In recent years, extremely high fines have been handed down by the courts in libel cases against publications and radio stations known for criticizing the government, forcing some to the verge of closure and encouraging a high level of self-censorship among journalists. In March 2011, the private radio station Harvest FM was served with a M1 million ($145,000, with an interest rate of 18.5 percent from date of judgment) defamation suit by Assistant Police Commissioner Thakane Theko over a 2010 story alleging that she had accepted bribes and engaged in other corrupt activities in renovating police headquarters. In September, High Court Judge 'Maseforo Mahase also initiated a M8 million ($1.1 million) defamation lawsuit against Harvest FM over comments on a talk show that accused her of taking a bribe to hand a prison sentence to a sibling of two Harvest FM radio presenters.

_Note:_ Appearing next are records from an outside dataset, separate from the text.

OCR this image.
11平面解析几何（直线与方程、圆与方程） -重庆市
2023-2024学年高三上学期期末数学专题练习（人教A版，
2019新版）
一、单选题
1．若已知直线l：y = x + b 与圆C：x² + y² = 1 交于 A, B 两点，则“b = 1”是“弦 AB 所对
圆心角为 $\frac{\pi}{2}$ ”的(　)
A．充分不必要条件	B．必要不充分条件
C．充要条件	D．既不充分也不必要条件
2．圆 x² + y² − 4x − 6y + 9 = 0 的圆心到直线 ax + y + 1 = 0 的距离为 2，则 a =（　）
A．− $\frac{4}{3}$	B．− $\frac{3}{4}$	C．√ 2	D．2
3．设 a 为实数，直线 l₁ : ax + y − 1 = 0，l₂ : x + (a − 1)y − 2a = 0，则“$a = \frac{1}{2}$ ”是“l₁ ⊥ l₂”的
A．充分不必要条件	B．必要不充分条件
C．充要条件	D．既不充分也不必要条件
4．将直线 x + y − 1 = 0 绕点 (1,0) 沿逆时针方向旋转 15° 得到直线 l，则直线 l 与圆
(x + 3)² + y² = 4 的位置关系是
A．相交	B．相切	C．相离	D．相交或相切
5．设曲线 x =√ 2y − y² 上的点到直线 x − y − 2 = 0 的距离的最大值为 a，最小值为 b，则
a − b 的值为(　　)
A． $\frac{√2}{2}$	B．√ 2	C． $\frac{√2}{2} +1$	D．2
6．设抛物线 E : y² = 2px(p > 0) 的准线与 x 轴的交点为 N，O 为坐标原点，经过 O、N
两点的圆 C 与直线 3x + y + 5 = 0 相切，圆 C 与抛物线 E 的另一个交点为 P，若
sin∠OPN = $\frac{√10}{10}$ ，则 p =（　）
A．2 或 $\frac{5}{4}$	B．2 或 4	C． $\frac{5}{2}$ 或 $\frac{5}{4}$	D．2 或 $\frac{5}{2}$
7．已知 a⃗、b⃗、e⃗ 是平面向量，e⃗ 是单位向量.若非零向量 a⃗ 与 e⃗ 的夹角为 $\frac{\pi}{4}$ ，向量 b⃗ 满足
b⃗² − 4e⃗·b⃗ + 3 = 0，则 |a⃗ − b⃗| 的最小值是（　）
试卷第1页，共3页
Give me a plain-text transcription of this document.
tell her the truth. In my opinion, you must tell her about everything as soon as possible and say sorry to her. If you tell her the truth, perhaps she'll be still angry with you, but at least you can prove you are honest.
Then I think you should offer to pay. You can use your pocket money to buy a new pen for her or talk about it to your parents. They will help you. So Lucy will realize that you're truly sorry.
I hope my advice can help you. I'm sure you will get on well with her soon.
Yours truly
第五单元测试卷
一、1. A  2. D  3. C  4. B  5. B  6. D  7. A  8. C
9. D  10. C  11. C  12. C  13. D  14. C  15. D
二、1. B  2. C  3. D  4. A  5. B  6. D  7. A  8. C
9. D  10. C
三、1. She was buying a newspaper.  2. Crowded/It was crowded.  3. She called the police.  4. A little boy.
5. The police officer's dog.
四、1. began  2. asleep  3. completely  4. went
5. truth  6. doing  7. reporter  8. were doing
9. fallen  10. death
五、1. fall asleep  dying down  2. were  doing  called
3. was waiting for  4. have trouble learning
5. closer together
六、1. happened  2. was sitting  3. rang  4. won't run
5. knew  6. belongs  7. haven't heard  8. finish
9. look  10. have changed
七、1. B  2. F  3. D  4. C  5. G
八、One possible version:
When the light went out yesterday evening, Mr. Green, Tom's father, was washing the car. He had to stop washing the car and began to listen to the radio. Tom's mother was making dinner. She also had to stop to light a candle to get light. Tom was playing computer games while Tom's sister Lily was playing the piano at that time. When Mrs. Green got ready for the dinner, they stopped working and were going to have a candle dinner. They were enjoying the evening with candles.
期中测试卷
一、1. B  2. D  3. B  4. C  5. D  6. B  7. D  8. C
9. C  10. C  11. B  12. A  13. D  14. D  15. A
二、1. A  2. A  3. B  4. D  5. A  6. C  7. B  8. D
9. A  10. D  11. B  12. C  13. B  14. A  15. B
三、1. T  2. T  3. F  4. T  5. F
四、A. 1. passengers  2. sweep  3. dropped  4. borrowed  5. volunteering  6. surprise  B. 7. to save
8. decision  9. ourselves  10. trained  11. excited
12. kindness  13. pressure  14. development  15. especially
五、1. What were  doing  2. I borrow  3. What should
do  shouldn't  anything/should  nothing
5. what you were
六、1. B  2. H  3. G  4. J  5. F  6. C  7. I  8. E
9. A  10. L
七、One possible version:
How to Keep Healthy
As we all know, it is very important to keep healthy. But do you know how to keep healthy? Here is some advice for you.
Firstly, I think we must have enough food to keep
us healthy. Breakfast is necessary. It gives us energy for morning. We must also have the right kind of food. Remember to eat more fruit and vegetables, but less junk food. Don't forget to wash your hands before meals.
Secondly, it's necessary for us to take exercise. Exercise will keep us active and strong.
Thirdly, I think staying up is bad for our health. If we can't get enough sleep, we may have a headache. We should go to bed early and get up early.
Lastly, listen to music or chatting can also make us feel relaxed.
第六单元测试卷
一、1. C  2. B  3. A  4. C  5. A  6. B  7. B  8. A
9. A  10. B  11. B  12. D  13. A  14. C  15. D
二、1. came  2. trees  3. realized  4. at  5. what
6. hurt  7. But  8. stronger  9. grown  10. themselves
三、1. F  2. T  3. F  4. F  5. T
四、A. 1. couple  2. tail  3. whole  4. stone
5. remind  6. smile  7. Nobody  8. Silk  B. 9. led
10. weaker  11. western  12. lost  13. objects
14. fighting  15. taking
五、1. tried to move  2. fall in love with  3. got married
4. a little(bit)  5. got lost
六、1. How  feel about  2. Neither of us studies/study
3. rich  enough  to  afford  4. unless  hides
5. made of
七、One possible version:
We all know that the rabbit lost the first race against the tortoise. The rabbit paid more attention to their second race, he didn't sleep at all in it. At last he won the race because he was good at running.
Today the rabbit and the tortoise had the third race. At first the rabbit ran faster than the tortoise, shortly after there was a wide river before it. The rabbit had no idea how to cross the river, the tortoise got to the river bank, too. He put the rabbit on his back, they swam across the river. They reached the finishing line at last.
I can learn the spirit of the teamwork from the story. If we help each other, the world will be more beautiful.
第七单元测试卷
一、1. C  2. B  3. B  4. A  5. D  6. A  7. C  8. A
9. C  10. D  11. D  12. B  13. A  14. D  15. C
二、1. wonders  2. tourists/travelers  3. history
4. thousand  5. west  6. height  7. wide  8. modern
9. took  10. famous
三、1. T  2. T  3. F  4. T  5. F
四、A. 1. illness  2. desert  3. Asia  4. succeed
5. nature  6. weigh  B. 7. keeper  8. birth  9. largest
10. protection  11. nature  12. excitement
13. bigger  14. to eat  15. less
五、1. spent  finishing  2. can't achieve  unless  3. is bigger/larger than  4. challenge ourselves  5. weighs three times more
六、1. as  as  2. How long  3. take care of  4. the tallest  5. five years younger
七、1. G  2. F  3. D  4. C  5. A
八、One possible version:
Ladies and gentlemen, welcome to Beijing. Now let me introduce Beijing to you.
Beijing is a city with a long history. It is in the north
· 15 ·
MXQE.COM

Journalists are occasionally assaulted, and more often threatened with assault, as a result of their work. In November 2011, two state television journalists were attacked by a mob while covering a protest in Maseru. The protesters accused the journalists of bias in their coverage of the antigovernment demonstration.
On August 17, 2011, the broadcasts of four private radio stations were interrupted for most of the day; the stations had been providing live coverage of days of economic protests that had begun two days earlier in the capital. The blackout occurred one day after representatives from Harvest FM and at least one other station were called to a meeting with a communications ministry official and the head of the Lesotho Communication Authority, where they were allegedly warned to broadcast “respectfully.”
Several independent newspapers, none of them dailies, operate freely and routinely criticize the government, while state-owned print and broadcast media mostly reflect the views of the ruling party. Although Lesotho has a printing press, many local newspapers are printed in South Africa and transported into the country to avoid the high cost of printing domestically. Because of high distribution costs and low literacy rates, especially in rural areas, radio is the most popular news medium. There are eight private and two state-run radio stations, and many South African and other foreign broadcasts reach Lesotho. The country’s only television station is state run. Media development is constrained by inadequate funding and resources. The private media are increasingly turning to private advertising to generate income, but many outlets, both print and broadcast, continue to rely heavily on government advertising, which allows the government to tacitly reward those that provide more favorable coverage.
The government did not restrict access to the internet in 2011, but due to a lack of infrastructure and high costs, the internet was used by just 4.2 percent of the population during the year.